Au temps de sa jeunesse (vers 16 ans environ), Julienne connaît une vision fréquente, selon ce que nous en rapporte son biographe. Elle voit la lune échancrée, et le signe toujours redonné l’obsède, l’inquiète aussi par l’ignorance du sens du présage aussi bien que par son « site » constant : la prière. La réaction qu’a Julienne de l’écarter la tourmente plus encore, de même que le fait d’y voir une tentation. Reste à changer l’objet de la prière, à la recherche de la « signification mystique ». Alors le Christ peut « révéler » la signification ecclésiale et liturgique du signe : une fête manque à l’année liturgique, et Julienne doit initier cette nouvelle solennité. Elle fait aveu d’impuissance, ce qui redouble la difficulté première : chaque fois qu’elle commence à prier, le Christ lui rappelle la mission imposée et son élection. Nouvelles protestations, nouvelles précisions sur le mode de propagation de la solennité. Le chanoine Cottiaux, qui rapporte ce texte de la Vita primitive, note que Julienne devait avoir alors connaissance de la prophétie faite déjà par sainte Marie d’Oignies, selon Jacques de Vitry :
« Parce que ce qu’elle [Marie d’Oignies] a prédit s’est réalisé (l’installation des ordres mendiants qui débute en Belgique vers 1224), nous attendons avec certitude la réalisation des autres promesses, à savoir le chant d’une solennité nouvelle que Dieu lui a promise par la voix des anges . »
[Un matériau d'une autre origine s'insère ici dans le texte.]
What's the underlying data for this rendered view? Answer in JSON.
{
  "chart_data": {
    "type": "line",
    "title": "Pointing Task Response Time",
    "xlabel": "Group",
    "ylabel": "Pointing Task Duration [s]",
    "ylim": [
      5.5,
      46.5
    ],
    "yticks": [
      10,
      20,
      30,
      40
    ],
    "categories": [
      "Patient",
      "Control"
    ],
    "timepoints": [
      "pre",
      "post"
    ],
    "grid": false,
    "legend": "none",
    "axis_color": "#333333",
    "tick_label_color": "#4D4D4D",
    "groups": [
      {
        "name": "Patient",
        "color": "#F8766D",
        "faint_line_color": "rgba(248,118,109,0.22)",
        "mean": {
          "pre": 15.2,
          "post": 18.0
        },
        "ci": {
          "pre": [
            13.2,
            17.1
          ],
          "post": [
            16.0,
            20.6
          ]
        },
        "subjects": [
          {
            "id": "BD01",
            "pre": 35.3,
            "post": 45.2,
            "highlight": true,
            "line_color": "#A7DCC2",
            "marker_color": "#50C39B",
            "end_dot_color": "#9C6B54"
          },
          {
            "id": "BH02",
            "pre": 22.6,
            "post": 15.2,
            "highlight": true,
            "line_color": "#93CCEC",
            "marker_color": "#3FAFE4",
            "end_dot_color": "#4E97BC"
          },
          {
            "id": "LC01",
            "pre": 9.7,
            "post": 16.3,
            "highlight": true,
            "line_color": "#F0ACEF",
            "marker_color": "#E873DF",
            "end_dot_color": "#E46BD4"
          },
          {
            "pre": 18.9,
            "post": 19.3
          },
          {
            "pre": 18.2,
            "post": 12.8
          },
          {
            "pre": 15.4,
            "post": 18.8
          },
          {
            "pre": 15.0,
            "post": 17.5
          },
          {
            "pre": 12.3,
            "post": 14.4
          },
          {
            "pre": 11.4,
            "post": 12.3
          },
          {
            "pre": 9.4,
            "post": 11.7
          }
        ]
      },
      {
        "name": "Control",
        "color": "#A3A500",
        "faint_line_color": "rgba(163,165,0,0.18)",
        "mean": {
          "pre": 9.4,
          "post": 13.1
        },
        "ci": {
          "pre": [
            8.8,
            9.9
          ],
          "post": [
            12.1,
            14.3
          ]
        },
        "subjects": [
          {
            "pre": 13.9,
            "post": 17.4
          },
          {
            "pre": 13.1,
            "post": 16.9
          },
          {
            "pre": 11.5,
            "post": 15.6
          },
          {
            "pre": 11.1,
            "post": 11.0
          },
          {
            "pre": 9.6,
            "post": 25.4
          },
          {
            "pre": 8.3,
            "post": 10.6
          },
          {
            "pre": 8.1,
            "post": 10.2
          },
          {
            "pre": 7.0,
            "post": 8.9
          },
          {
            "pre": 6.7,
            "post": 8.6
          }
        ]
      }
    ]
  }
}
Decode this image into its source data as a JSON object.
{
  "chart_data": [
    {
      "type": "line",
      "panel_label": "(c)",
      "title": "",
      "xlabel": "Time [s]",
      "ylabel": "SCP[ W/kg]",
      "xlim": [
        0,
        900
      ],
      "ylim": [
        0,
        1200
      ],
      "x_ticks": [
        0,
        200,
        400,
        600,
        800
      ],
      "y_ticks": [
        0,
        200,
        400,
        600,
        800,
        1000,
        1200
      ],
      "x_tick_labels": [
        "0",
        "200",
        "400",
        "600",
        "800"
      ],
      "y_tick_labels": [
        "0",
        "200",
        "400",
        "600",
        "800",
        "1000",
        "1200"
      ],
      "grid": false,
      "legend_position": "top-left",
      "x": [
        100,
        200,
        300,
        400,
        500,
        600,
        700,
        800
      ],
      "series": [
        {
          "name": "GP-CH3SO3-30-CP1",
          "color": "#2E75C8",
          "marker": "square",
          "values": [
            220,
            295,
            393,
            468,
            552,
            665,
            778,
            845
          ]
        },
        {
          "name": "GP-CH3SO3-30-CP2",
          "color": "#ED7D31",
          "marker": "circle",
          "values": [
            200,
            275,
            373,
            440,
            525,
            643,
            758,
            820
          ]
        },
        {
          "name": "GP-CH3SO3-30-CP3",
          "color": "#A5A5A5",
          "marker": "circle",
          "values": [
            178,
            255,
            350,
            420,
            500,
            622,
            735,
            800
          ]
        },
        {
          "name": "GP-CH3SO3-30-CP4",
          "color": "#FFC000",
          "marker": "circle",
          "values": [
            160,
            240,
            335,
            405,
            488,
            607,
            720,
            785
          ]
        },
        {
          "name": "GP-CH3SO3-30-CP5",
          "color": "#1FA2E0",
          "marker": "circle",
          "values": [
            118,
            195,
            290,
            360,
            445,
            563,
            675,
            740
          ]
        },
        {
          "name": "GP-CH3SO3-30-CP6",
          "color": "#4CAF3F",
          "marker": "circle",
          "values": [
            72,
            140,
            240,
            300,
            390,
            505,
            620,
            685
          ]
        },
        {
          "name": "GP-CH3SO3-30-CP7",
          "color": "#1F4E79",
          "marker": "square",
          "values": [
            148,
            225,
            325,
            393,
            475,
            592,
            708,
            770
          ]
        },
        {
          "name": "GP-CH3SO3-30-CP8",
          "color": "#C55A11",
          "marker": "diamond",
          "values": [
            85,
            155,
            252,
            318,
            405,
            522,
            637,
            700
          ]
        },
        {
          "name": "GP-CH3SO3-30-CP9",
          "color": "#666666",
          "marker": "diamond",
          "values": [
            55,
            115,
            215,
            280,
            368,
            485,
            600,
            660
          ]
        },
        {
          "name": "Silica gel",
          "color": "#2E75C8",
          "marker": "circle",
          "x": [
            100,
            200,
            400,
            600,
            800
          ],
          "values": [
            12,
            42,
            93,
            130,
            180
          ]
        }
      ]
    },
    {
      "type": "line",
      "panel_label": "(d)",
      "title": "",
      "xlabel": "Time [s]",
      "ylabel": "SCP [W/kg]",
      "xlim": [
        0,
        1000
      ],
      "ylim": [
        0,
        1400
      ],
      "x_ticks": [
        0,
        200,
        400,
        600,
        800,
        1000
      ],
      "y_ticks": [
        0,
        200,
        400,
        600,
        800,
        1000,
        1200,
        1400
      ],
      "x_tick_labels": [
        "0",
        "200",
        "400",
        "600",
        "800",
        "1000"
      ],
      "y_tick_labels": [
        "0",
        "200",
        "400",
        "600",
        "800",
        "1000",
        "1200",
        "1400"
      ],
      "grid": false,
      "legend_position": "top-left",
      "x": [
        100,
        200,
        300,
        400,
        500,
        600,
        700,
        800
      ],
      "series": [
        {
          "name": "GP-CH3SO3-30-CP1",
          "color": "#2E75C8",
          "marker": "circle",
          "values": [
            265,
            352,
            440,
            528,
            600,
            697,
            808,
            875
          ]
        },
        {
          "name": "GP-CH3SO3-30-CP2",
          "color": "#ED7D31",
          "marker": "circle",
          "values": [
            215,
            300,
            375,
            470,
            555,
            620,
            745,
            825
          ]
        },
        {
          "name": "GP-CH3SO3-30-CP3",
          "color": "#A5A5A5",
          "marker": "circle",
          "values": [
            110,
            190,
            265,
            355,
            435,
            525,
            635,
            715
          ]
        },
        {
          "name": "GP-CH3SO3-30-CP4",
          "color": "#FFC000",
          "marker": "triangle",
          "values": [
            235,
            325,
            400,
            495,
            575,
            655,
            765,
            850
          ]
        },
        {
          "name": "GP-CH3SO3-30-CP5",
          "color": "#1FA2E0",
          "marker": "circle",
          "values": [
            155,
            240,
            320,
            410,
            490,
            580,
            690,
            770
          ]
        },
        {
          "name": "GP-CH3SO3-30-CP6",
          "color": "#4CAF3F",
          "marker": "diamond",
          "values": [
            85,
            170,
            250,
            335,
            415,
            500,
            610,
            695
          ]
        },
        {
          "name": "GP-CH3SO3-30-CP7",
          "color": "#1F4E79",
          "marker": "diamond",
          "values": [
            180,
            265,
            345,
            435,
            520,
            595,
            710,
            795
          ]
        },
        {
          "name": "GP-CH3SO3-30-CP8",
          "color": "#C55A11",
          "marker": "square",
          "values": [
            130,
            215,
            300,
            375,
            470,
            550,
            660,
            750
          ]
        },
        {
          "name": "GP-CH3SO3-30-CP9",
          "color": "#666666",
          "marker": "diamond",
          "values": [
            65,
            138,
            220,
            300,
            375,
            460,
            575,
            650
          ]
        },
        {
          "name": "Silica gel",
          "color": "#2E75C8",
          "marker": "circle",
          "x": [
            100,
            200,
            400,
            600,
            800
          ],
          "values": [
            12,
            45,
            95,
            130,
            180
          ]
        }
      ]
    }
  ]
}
Si l’interprétation courante porte au crédit de l’humilité de Julienne la distance de vingt ans entre la vision et la recherche de son exécution, on peut penser encore à une lente maturation, qui recouvre à la fois un parti pris d’effacement (Julienne a espéré qu’Isabelle de Huy, recluse elle aussi, mais que Julienne manda à Cornillon, prendrait les devants), et une stratégie de prudence (elle a obtenu, via Jean de Lausanne, chanoine de Saint Martin, l’avis des docteurs dominicains installés à Liège depuis 1232, au rang desquels se trouve le provincial Hugues de Saint-Cher). C’est que l’instauration d’une fête du Christ indépendante de l’histoire évangélique était alors sans précédent. La réponse, au demeurant fort circonspecte, des docteurs, permit sans doute à Julienne, devenue, peu avant 1220, prieure des sœurs saines, de se mettre à l’œuvre pour la composition de cet Office liégeois de la Fête-Dieu dont elle peut être aujourd’hui considérée comme l’inspiratrice et sans doute, J. Cottiaux l’a montré, en partant de la Vita primitive, le co-auteur [24].
Avec le consentement du vénérable prieur Godefroid, qui lui confie chartes et documents de la comptabilité, elle entreprend de transformer la léproserie en un couvent proprement dit, où l’on prononcerait des vœux officiels qui agrégeraient à la famille augustinienne. C’était assembler contre elle les adversaires de la réforme en même temps que ceux du projet de solennité. A la mort de Godefroid, un prieur simoniaque, devant son refus de rendre les archives, obtient le concours des bourgeois. Julienne échappe au saccage en se réfugiant (avec ses titres) à Saint-Martin, paralysant ainsi la léproserie et imposant, dans les conditions les plus favorables, l’intervention de l’autorité suprême, celle du prince évêque, Robert de Thoroute. Triomphe éphémère, qui voit le prieur indigne relégué à Huy et la léproserie recevoir un statut spécifiquement religieux (1242) [25].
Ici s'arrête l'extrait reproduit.